Scott Sanner

Research Overview: Data-driven Decision-making
for Better Business and Smarter Cities

The Present

The push to process large quantities of raw data for prescriptive analytics is the next computing revolution and it's taking place now:

Thanks to Facebook, Google, Microsoft, and Twitter, the Internet is transforming from a passive repository of text to an active real-time recommender of localized, personalized, and socially-aware media — anticipating our preferences from prior targeted interactions.
Thanks to improved sensors, networking, and coordinated signaling, transport systems that affect billions of lives daily are becoming more aware and more adaptive — improving society by saving time and emissions and increasing safety.

While online recommendation and transport optimization may seem worlds apart, they both require optimal decision-making and they both represent an unprecedented tipping point in decision science where (a) decisions (and not just predictions) are predicated upon extremely large amounts of observational data (Big Data, if you will) and (b) we have the computational techniques, resources, and infrastructure to find near-optimal solutions in such settings.

But who can address such challenging computational questions that span multiple theoretical fields while requiring meticuolous engineering attention to work effectively in practice? I can and I am. My research spans not only the data-driven fields of machine learning and information retrieval but it extends to the decision-driven fields of artificial intelligence (AI) and operations research required to go beyond prediction to prescription. My research combines applied theoretical knowledge in the technical areas of

(Bayesian) probabilistic inference and learning in graphical models;
sequential decision-theory: MDPs, POMDPs and reinforcement learning; and
constrained optimization (both convex and non-convex)
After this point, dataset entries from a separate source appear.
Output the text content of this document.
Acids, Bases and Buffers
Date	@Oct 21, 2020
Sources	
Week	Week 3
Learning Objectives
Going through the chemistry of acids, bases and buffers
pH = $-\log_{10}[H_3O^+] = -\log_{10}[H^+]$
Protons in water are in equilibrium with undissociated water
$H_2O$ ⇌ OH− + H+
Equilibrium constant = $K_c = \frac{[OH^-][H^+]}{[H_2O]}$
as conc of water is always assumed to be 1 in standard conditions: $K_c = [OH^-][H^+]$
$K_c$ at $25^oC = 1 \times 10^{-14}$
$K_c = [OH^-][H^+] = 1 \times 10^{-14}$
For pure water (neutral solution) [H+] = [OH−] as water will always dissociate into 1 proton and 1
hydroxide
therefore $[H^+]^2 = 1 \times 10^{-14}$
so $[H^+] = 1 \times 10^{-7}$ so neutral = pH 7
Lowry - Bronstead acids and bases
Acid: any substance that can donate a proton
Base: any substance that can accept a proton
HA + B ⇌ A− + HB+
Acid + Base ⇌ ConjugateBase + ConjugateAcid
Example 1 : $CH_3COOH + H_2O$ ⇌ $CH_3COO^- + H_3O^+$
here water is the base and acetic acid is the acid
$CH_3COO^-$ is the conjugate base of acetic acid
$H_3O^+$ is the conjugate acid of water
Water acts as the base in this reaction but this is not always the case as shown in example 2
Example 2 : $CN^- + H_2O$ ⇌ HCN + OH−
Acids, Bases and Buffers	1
with computational toolsets ranging from symbolic algebra with decision diagrams to scalable cloud computing via MapReduce and Apache Spark.

The insights in my research stem from understanding how computational tools (or novel extensions thereof) dovetail with theoretical formalisms such as MDPs or (constrained) optimization to compute near-optimal decisions without sacrificing performance for scalability. As two exemplars of my research innovations:

In social media recommendation (WWW-12, COSN-13), I've introduced novel learning objectives and innovative social features to unlock the recommendation potential of a rich variety and vast quantity of social media data to build state-of-the-art social recommender systems — to evaluate this work, my colleagues and I built a recommender Facebook App that has collected data from over 37,000 users. Variants of this work are now being trialed with a major international online e-book retailer.
In logistics planning (e.g, transport, inventory, etc.) (UAI-11, AAAI-12a, IJCAI-13b, NIPS-12, UAI-13, AAAI-15), I have leveraged symbolic piecewise algebraic computation using novel continuous extensions of decision diagram data structures for the automatic derivation of optimal closed-form policies to multi-signal traffic control and multi-item joint-capacitated inventory control problems — the first time in the 50+ year study of these problems that optimal policies in the form of symbolic algebraic functions of state have been algorithmically derived in closed-form.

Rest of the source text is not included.